Rep. Gregory W. Porter (D-Indianapolis), ranking Democrat on the House Ways and Means Committee, commented on this development and announced a plan to fix this discrepancy:
“Many student borrowers have paid back their original loan amount and then some, but interest rates have kept them from paying off their debt and allocating that money toward buying a house, saving for retirement or starting a family. The federal government and the vast majority of other states have correctly chosen not to tax student debt forgiveness. I can't say I'm surprised Indiana has chosen to take a punitive stance on a policy meant to give working-class Americans relief, but there's still time to change this.

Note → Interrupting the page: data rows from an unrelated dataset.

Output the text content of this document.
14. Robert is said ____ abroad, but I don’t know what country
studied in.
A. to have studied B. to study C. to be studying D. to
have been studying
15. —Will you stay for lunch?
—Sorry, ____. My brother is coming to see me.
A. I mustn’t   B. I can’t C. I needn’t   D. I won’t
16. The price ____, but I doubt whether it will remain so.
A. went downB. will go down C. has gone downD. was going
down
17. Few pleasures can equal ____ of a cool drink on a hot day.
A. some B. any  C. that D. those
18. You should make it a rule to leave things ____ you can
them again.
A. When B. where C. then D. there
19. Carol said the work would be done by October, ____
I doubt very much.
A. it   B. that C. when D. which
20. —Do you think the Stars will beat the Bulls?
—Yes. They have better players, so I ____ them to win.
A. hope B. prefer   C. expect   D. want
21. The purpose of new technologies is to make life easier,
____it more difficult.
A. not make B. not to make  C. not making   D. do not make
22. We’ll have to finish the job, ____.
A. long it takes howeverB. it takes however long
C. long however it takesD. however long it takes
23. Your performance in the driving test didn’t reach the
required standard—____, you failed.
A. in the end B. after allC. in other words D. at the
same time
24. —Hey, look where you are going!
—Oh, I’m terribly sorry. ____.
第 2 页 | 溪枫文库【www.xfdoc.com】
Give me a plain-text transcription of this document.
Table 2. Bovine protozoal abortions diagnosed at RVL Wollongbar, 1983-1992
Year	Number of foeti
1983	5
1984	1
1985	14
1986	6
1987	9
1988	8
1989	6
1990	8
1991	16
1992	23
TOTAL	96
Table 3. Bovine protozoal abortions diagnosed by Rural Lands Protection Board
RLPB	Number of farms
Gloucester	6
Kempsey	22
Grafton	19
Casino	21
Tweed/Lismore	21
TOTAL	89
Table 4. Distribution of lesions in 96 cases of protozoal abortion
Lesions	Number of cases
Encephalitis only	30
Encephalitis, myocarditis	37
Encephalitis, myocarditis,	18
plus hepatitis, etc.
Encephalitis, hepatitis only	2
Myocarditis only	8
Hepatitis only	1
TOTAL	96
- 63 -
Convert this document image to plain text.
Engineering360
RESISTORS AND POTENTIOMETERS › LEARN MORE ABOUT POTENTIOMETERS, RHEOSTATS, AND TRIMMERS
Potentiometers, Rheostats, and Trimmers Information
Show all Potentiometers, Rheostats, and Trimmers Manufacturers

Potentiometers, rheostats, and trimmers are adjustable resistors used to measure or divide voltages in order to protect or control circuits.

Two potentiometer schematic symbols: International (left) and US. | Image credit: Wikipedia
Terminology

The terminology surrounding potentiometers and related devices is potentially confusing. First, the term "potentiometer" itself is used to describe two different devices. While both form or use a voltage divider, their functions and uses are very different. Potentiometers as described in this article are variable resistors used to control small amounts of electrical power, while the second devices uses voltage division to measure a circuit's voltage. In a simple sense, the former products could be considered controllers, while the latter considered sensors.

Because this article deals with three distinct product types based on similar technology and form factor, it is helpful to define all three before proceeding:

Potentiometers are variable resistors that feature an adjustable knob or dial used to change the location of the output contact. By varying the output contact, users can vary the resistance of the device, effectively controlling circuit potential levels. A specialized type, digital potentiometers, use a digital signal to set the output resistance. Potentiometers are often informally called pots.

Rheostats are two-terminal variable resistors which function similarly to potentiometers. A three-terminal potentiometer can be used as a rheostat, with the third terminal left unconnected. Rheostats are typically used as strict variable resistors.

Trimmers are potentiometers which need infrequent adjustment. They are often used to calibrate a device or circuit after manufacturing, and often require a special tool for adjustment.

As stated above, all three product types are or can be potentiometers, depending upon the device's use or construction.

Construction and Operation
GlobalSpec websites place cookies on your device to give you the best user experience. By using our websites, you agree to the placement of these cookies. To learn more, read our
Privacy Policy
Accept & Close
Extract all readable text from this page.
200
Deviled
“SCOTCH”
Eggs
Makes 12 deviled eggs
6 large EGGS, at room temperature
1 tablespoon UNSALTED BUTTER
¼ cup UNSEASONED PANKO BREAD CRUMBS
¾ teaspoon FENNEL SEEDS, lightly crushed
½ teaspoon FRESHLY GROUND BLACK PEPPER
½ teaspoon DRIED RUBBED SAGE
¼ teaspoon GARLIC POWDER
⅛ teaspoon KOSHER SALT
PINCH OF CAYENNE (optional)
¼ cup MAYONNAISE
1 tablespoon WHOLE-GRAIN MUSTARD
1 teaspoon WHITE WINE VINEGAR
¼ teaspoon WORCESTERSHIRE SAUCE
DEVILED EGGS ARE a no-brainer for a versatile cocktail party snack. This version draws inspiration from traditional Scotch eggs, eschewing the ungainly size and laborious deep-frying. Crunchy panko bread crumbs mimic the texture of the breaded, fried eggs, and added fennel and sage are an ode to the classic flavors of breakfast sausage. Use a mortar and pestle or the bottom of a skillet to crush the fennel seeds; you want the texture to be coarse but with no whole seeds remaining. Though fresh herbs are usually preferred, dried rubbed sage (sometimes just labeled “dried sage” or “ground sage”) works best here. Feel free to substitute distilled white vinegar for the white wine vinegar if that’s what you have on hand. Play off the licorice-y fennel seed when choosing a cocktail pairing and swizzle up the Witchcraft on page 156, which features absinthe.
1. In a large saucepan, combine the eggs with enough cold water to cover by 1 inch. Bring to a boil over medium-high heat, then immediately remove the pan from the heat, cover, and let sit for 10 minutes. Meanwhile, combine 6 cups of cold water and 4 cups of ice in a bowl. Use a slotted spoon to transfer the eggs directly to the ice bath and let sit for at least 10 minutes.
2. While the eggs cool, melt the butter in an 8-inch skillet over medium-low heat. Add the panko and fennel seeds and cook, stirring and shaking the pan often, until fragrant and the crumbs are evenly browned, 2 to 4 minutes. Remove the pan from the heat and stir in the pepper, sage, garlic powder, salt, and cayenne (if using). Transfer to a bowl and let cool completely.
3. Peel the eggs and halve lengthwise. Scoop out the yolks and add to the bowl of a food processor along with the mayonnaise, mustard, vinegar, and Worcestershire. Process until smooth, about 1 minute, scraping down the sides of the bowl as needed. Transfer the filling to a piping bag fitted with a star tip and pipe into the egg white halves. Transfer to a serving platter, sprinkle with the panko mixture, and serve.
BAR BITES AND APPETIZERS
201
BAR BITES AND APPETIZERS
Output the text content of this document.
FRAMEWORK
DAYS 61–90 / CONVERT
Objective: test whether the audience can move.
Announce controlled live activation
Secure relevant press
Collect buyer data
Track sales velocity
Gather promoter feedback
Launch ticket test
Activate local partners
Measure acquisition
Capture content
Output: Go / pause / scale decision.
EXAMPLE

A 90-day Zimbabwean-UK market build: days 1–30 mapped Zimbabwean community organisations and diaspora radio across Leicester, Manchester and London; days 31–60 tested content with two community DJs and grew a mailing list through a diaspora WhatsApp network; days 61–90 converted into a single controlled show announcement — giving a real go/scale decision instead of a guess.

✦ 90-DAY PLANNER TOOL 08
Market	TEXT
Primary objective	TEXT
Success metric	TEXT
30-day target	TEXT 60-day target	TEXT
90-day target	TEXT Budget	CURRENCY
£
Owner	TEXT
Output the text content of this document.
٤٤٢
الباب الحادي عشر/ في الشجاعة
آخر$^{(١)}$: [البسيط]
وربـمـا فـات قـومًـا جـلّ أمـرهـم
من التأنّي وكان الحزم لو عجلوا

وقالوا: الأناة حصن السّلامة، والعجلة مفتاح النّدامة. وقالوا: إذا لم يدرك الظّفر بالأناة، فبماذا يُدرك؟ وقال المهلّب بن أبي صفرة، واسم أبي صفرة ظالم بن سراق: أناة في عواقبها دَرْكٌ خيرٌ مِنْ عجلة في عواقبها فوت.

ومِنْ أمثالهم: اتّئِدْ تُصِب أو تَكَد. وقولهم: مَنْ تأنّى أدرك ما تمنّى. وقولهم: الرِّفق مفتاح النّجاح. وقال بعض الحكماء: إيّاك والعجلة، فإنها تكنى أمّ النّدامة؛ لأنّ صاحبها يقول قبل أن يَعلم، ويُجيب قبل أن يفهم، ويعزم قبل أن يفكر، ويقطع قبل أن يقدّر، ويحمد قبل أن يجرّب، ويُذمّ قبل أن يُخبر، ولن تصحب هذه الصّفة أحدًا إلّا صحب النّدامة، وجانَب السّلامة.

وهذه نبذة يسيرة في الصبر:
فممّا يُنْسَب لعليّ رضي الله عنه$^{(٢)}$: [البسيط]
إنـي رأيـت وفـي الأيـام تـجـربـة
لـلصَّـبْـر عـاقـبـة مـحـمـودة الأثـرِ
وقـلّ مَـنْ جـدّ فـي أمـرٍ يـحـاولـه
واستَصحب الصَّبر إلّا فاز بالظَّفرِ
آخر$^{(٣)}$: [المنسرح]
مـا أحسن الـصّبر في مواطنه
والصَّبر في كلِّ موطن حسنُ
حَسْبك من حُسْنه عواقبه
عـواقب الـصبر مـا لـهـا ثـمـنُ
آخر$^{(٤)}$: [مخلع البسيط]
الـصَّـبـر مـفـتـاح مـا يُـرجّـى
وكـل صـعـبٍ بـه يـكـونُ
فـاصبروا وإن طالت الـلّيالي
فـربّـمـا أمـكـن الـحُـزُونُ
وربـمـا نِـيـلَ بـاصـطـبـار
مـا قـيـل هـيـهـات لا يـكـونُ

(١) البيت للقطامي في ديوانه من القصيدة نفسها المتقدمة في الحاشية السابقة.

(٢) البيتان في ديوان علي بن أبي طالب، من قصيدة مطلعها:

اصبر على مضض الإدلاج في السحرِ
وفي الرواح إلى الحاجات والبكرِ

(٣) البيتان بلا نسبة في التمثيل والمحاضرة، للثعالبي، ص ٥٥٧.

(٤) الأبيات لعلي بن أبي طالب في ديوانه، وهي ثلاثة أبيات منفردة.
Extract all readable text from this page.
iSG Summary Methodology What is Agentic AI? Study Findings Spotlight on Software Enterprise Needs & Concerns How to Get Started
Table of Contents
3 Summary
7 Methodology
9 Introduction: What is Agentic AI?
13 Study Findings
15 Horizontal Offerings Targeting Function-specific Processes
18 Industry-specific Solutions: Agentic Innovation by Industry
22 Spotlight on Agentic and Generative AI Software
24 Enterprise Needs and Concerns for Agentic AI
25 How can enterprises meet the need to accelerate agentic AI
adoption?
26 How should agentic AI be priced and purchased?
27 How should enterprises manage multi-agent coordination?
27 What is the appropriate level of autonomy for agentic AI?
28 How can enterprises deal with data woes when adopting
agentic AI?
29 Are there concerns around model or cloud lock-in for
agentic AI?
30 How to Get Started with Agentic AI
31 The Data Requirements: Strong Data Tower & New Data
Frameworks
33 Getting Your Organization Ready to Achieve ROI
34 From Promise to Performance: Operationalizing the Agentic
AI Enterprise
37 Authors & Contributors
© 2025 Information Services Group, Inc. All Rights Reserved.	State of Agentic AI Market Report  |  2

“Because taxing student debt relief when we have a $6.1 billion and growing surplus is unfair and needlessly counterproductive, I am drafting a bill to retroactively eliminate and nullify any state individual income tax being imposed on Hoosiers who are finally in a position to receive vital student debt relief. That way, impacted individuals can avoid up to $600 in tax liability that would result from this policy choice. 
“In the meantime, however, I urge all Hoosiers with federal student loans to stay vigilant and not forget that this debt relief will currently be considered income and thus tax-liable in our state.”